In Python-land this is all pretty easy. For example, HTTP/2 is a protocol of the first kind ("variable-length data structures with length prefixes") at the framing layer, which is implemented in a Python packager called hyperframe. This uses a combination of the `struct` module and bytestring operations to achieve its results. A similar approach works for the second kind as well.

Basically, in Python this is almost always much easier because struct sizing and memory allocation isn't a concern like it is in a C-like language (though even there, dynamically sized structures and pointers are your friends).

But I agree, there is a lack of good discussion about "how do I actually do this?" I'd like to elaborate on that at some point for sure, because the reality is that it's remarkably simple.



> Basically, in Python this is almost always much easier because struct sizing and memory allocation isn't a concern like it is in a C-like language (though even there, dynamically sized structures and pointers are your friends).

I definitely don't want C anywhere near parsers for untrusted data, for so many reasons, this among them.

> But I agree, there is a lack of good discussion about "how do I actually do this?" I'd like to elaborate on that at some point for sure, because the reality is that it's remarkably simple.

Perhaps it would help to have some worked examples for some additional protocols?
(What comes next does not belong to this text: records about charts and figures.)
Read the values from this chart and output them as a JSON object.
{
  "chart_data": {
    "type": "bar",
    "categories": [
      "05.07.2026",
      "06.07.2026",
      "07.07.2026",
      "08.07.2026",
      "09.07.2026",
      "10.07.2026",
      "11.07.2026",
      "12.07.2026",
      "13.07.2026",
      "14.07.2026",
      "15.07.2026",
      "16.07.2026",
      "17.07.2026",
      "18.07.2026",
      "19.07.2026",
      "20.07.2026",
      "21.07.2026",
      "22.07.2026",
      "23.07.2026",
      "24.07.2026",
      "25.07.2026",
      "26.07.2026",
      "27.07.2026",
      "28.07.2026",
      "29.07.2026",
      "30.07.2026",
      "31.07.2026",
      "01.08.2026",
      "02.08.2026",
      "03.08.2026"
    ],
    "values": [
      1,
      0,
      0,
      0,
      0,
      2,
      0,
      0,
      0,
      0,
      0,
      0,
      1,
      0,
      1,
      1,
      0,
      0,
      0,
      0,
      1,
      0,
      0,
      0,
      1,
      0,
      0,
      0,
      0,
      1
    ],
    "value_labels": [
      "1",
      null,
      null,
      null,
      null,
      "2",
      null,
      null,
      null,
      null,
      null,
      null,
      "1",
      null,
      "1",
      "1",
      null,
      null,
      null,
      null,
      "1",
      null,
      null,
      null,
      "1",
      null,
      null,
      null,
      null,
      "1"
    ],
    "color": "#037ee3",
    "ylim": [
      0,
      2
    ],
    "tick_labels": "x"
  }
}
Would you be interested in collaborating on a Python parser for some non-trivial data structures? I have a collection of such parsers as part of BITS (https://biosbits.org/) that really need reworking to decouple them from I/O, and I suspect the result would make a good article and/or conference talk.


I am the author of one such library for the problem of writing parsers (particularly for binary protocols). The declaration of the protocol structures are separate from anything involving I/O. Not trying to push it too hard but it is one approach: https://github.com/digidotcom/python-suitcase

There is also Construct which has a different syntax but is similar in many ways: http://construct.readthedocs.io/en/latest/index.html

Both suitcase/construct are definitely better suited for parsing binary protocols -- In my line of work, that limitation hasn't been a deal breaker. With suitcase, at least, I haven't done much work to optimize performance (mostly because if I cared, I wouldn't be using Python).


Both of those look great; thanks for the pointer to them!